The results based on the number of file (with a granularity of around 1000 files when possible) are:
Data Type
|
Number of Files
|
Occurrence Contribution
|
Occurrence Contribution (%)
|
PartsList
|
1042 (2084 with XMD)
|
749364
|
0.0375
|
PDF
|
906
|
41093041
|
2
|
IEXML
|
1000
|
2833986
|
0.14
|
The results based on the disk size (with granularity of 10MB when possible) are:
Data Type
|
Size
|
Occurrence Contribution
|
Occurrence Contribution (%)
|
PartsList
|
10 MB
|
277542
|
0.0138
|
PDF
|
10 MB
|
37020
|
0.002
|
IEXML
|
10 MB
|
1190750
|
0.06
|
It is recommended that you perform the calculation of your data based on both tables and choose either the average or the lowest number to be on the safe side.
Taking into account the XML types with different indexing definitions, the following data sizes are recommended based on the IEXML type:
Data Type
|
Data Size
|
XML (PartList, IEXML)
|
5-7 GB
|
PDF
|
150-200GB
|
If you want to mix data types, you can use a relative portion of files.
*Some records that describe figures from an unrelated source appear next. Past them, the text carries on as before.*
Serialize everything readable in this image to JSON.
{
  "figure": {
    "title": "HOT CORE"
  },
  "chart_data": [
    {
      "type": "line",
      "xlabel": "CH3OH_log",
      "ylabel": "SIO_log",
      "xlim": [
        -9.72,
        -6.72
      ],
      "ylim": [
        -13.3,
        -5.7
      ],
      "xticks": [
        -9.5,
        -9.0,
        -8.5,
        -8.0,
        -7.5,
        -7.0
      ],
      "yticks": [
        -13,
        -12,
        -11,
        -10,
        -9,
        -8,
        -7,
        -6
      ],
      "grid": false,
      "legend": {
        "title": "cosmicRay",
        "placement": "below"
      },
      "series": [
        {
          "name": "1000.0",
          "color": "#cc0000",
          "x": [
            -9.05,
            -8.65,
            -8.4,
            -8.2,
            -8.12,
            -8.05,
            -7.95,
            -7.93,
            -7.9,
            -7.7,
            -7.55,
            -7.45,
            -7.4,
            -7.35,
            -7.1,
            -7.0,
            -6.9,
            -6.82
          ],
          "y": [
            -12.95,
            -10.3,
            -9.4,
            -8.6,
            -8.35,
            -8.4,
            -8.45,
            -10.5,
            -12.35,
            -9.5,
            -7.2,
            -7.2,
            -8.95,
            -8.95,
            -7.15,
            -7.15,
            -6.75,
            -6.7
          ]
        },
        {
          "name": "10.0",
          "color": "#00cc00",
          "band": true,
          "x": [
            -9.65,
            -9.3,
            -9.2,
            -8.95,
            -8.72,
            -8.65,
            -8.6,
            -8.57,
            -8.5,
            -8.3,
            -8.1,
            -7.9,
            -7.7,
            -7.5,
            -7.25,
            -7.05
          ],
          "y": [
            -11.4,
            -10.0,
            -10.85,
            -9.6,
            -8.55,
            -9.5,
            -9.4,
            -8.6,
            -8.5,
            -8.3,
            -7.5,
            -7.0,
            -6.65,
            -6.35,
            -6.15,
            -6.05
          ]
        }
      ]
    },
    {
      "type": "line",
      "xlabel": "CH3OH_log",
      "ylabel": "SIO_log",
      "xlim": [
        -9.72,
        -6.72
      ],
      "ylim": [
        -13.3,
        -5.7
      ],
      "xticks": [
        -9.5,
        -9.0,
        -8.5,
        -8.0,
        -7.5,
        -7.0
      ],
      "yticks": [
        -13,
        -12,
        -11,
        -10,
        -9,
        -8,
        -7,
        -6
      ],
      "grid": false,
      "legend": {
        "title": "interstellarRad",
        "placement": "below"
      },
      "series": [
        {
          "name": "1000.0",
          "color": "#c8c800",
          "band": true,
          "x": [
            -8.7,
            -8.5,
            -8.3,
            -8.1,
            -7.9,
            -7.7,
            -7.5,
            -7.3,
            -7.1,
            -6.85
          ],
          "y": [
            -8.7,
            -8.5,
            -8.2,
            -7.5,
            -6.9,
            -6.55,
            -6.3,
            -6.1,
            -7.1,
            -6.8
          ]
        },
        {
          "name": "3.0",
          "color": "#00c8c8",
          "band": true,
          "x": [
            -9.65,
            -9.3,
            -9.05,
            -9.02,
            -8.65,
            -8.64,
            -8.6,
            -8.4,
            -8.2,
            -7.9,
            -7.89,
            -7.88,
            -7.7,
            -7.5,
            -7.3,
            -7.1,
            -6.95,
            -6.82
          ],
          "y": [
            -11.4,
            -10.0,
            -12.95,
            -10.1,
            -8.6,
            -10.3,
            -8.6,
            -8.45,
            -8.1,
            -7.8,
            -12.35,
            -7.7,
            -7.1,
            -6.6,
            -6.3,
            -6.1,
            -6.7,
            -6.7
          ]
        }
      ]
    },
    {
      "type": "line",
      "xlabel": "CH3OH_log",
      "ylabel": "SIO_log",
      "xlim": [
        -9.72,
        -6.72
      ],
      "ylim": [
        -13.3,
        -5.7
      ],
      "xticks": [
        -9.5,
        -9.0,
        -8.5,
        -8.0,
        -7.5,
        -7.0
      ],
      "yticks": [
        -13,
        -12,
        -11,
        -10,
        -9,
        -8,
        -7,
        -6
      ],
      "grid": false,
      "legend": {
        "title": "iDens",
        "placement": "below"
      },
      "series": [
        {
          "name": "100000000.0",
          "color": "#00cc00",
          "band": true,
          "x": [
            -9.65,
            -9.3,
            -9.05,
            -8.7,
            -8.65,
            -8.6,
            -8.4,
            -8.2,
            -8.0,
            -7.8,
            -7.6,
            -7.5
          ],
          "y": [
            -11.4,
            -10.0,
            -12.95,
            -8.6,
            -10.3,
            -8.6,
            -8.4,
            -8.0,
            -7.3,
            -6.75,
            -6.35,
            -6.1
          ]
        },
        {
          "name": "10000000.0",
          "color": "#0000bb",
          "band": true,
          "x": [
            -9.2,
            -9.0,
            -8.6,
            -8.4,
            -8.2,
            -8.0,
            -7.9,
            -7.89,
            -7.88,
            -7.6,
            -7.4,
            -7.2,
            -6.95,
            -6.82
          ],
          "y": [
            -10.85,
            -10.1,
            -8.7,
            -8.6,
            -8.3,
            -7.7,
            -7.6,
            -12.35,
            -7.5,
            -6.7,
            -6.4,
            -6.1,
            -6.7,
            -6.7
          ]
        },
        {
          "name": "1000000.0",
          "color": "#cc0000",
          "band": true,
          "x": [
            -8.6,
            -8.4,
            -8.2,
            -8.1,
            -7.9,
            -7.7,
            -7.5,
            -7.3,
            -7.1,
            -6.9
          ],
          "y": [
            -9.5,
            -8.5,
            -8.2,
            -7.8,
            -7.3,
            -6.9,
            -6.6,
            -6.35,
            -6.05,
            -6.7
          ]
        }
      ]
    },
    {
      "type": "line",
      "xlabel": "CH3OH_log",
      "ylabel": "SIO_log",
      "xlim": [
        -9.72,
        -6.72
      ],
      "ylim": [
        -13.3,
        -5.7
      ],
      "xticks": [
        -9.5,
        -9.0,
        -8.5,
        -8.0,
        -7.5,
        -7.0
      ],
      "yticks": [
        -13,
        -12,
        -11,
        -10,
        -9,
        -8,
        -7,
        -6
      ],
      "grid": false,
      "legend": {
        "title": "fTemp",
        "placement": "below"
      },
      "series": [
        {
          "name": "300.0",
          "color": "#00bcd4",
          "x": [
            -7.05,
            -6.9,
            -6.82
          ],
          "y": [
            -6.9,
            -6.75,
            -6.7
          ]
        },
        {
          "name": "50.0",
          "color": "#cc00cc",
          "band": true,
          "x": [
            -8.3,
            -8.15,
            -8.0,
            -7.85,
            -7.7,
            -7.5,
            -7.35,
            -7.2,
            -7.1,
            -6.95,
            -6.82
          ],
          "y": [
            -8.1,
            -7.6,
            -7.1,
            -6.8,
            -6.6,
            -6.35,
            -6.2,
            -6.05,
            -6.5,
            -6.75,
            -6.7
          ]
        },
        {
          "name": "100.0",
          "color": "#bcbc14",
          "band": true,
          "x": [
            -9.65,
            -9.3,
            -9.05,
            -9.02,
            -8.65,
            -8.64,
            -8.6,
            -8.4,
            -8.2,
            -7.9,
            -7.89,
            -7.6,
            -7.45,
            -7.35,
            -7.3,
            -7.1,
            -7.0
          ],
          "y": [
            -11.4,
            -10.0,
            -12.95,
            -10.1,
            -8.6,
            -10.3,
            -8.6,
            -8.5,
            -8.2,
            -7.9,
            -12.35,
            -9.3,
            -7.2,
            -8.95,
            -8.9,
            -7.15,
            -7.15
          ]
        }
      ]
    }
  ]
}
For example, 3 GB of XML data and 80 GB of PDF data.
If the data size exceeds the limit in the table, then your data should probably be broken into several fragments. For example, if you have 20 GB of XML and 500 GB of PDF, then you will probably need six segments.
References Between Documents
PTC Arbortext Content Delivery enables you to link from one data source to another (document, image, and so forth) using predefined links between the sources. Links can be done only within the same segment. Links to sources in other segments do not work in the viewer. Therefore, linked sources must be loaded in the same segment.
Types of Data
The type of data also has an impact on the size of the segment. For example, scanned PDF documents have minor impact on the segment size. These documents have a properties file that accompanies them inside the storage, but there will be very few occurrences that will be indexed in this case.
Therefore, you must analyze the data to understand the different data types in the segment.
Searching Across Multiple Segments
Search between segments is done by the business logic layer. Searching across multiple segments is more wasteful, as the search is done in each segment separately and then the layer unifies and sorts the separate results into one search results list. The less segments there are in the system, the more efficient the search will be.
When defining the segmentation, keep the number of segments small as possible given the other considerations.
The Number of Shared Documents Between Collections
Shared documents are documents that are loaded in more than one collection. In Shared mode, PTC Arbortext Content Delivery stores only one copy of the shared document per segment no matter how many collections in the segment include this source.
If you have collections with many shared documents, it is recommended that you load them in a single segment to reduce the amount of copies of these documents.
Offline Segments
Offline packages are created from a segment. This means that full segments are distributed to an offline system along with all of the associated collections. You should split collections that should not be distributed in the same offline package into different segments.